Pre-Budget Analysis: Modi Govt. Prepares to Help Industrialists
Surajit Mazumdar
The Modi government’s second Union budget will be presented on 28th February 2015.The first one, in June 2014, was almost identical to the interim budget of the UPA government presented a few months earlier, which was a reflection of two things. Firstly, that the commitment to progressively reduce the fiscal deficit was going to continue despite the change in government. Secondly, that the Modi government was not really able to find ways of doing more in that direction than had already been done by the previous UPA government!All indications are that the commitment to ‘fiscal consolidation’, an euphemism for a policy that seeks to convince capitalists – global as well as Indian – that the government will be supportive of their profit making activities rather than encroaching on them, remains firmly in place. It is a grim reminder of the hollowness of Indian democracy that government policy remains unmindful of the needs of the people and also blind to the reality staring it in the face – that the economic slowdown is on the one hand having an adverse effect on revenues and on the other being worsened by the limits to public expenditure being set by lagging revenues.

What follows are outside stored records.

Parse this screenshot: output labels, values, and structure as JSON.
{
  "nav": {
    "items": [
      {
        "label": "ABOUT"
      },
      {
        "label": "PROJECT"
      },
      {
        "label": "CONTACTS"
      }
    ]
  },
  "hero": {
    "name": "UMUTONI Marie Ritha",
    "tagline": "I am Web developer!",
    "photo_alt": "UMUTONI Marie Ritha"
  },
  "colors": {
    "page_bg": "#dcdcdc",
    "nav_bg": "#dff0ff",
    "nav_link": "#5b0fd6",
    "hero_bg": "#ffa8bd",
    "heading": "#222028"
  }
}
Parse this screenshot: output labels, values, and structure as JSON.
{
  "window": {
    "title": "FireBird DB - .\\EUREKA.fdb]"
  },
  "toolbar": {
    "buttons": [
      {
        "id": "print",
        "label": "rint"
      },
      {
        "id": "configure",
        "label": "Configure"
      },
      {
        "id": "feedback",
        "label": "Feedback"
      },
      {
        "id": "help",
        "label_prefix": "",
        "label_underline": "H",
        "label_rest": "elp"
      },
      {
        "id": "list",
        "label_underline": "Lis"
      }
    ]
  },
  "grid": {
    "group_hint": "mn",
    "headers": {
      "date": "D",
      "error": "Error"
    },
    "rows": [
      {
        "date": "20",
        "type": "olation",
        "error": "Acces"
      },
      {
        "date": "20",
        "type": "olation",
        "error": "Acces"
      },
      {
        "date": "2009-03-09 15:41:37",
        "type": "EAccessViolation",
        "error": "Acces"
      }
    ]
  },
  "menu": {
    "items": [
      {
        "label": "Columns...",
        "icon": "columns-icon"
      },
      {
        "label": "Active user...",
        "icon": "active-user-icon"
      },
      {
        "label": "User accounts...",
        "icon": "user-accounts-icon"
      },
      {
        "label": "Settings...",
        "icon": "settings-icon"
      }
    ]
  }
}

In the first nine months of the year till December 2014, the revenue generation – specifically tax revenue – relative to the estimates in the budget has been lower than at the same stage in the previous two years. In both of those years, the eventual revenue figures were less than budgeted and expenditures were cut from already low budgeted levels in an attempt to keep the fiscal deficit down. In 2014-15, expenditure levels too have been below target till December 2014 and yet the fiscal deficit target for the year has already been crossed. Meeting the year end fiscal deficit target would therefore require expenditures in the remaining three months (January-March) to be below revenue receipts over the same period.
The government’s desperationto shore up sagging revenues can be seen in several measures taken by it in recent months. The first is that oil excise duties have been hiked four consecutive times in a few months – depriving consumers of the full benefits of the fortuitous fall in international oil prices, something for which the Modi government can claim no credit. Excise Duty concessions to manufacturing industries hit by the industrial slowdown, which had been initially extended for six months from 1 July, were withdrawn despite the clamour for further extension coming from industry associations. To make the largest ever disinvestment, that of the shares of Coal India, a success so that the Government could show higher non-tax receipts in its accounts theGovernment owned LIC was made to subscribe to more than 50 per cent of the issue.
Despite all these efforts revenue realizations in the current financial year are likely to be poor and more importantly they constitute further proof of the fact that the tight revenue situation will continue unless some significant policy changes happen. Instead of such changes, the drive to reduce the deficit further is likely to see greater measures to generate more non-tax receipts through disinvestment and bleeding of public sector enterprises and further measures to further curtail expenditure. This was also the preferred approach of the UPA in whose second term expenditures on agriculture and rural development, education and health, food and fuel subsidies, etc. bore the brunt of the burden of expenditure control.
In addition, while the corporate sector does not want to pay more taxes and is asking for more concessions it does want the government to spend more on infrastructure which is not profitable for them to build but on which their profits depend. Any increase in such spending would of course further squeeze out expenditures of more direct concern to the common working people. In this contestation between different claimants to its attention which side the Modi government will lean towards is not in doubt. All that the nation waits to see is how far further the Modi government is willing to go after nine months in office in demanding belt tightening from the Indian people in order to shore up the profits and wealth that are created by their labour but appropriated by a minority.